From: Paolo Bonzini <pbonzini@redhat.com>
To: Yunhong Jiang <yunhong.jiang@linux.intel.com>, kvm@vger.kernel.org
Cc: mtosatti@redhat.com, rkrcmar@redhat.com, kernellwp@gmail.com
Subject: Re: [RFC PATCH V2 4/4] Utilize the vmx preemption timer for tsc deadline timer
Date: Wed, 25 May 2016 13:52:56 +0200 [thread overview]
Message-ID: <4d3a7b46-f663-92f0-8d3d-d95cf9aa10f2@redhat.com> (raw)

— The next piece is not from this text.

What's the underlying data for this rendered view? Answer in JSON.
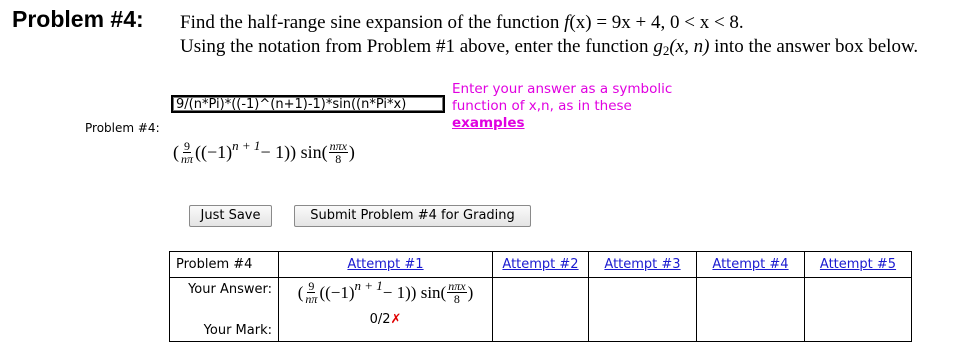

In-Reply-To: <1464128852-14138-5-git-send-email-yunhong.jiang@linux.intel.com>
On 25/05/2016 00:27, Yunhong Jiang wrote:
> From: Yunhong Jiang <yunhong.jiang@gmail.com>
>
> Utilizing the VMX preemption timer for tsc deadline timer
> virtualization. The VMX preemption timer is armed when the vCPU is
> running, and a VMExit will happen if the virtual TSC deadline timer
> expires.
>
> When the vCPU thread is scheduled out, the tsc deadline timer
> virtualization will be switched to use the current solution, i.e. use
> the timer for it. It's switched back to VMX preemption timer when the
> vCPU thread is scheduled int.
>
> This solution avoids the complex OS's hrtimer system, and also the host
> timer interrupt handling cost, with a preemption_timer VMexit. It fits
> well for some NFV usage scenario, when the vCPU is bound to a pCPU and
> the pCPU is isolated, or some similar scenario.
>
> However, it possibly has impact if the vCPU thread is scheduled in/out
> very frequently, because it switches from/to the hrtimer emulation a lot.
>
> Signed-off-by: Yunhong Jiang <yunhong.jiang@intel.com>
> ---
> arch/x86/kvm/lapic.c | 97 ++++++++++++++++++++++++++++++++++++++++++++++++++--
> arch/x86/kvm/lapic.h | 11 ++++++
> arch/x86/kvm/trace.h | 22 ++++++++++++
> arch/x86/kvm/vmx.c | 8 +++++
> arch/x86/kvm/x86.c | 4 +++
> 5 files changed, 139 insertions(+), 3 deletions(-)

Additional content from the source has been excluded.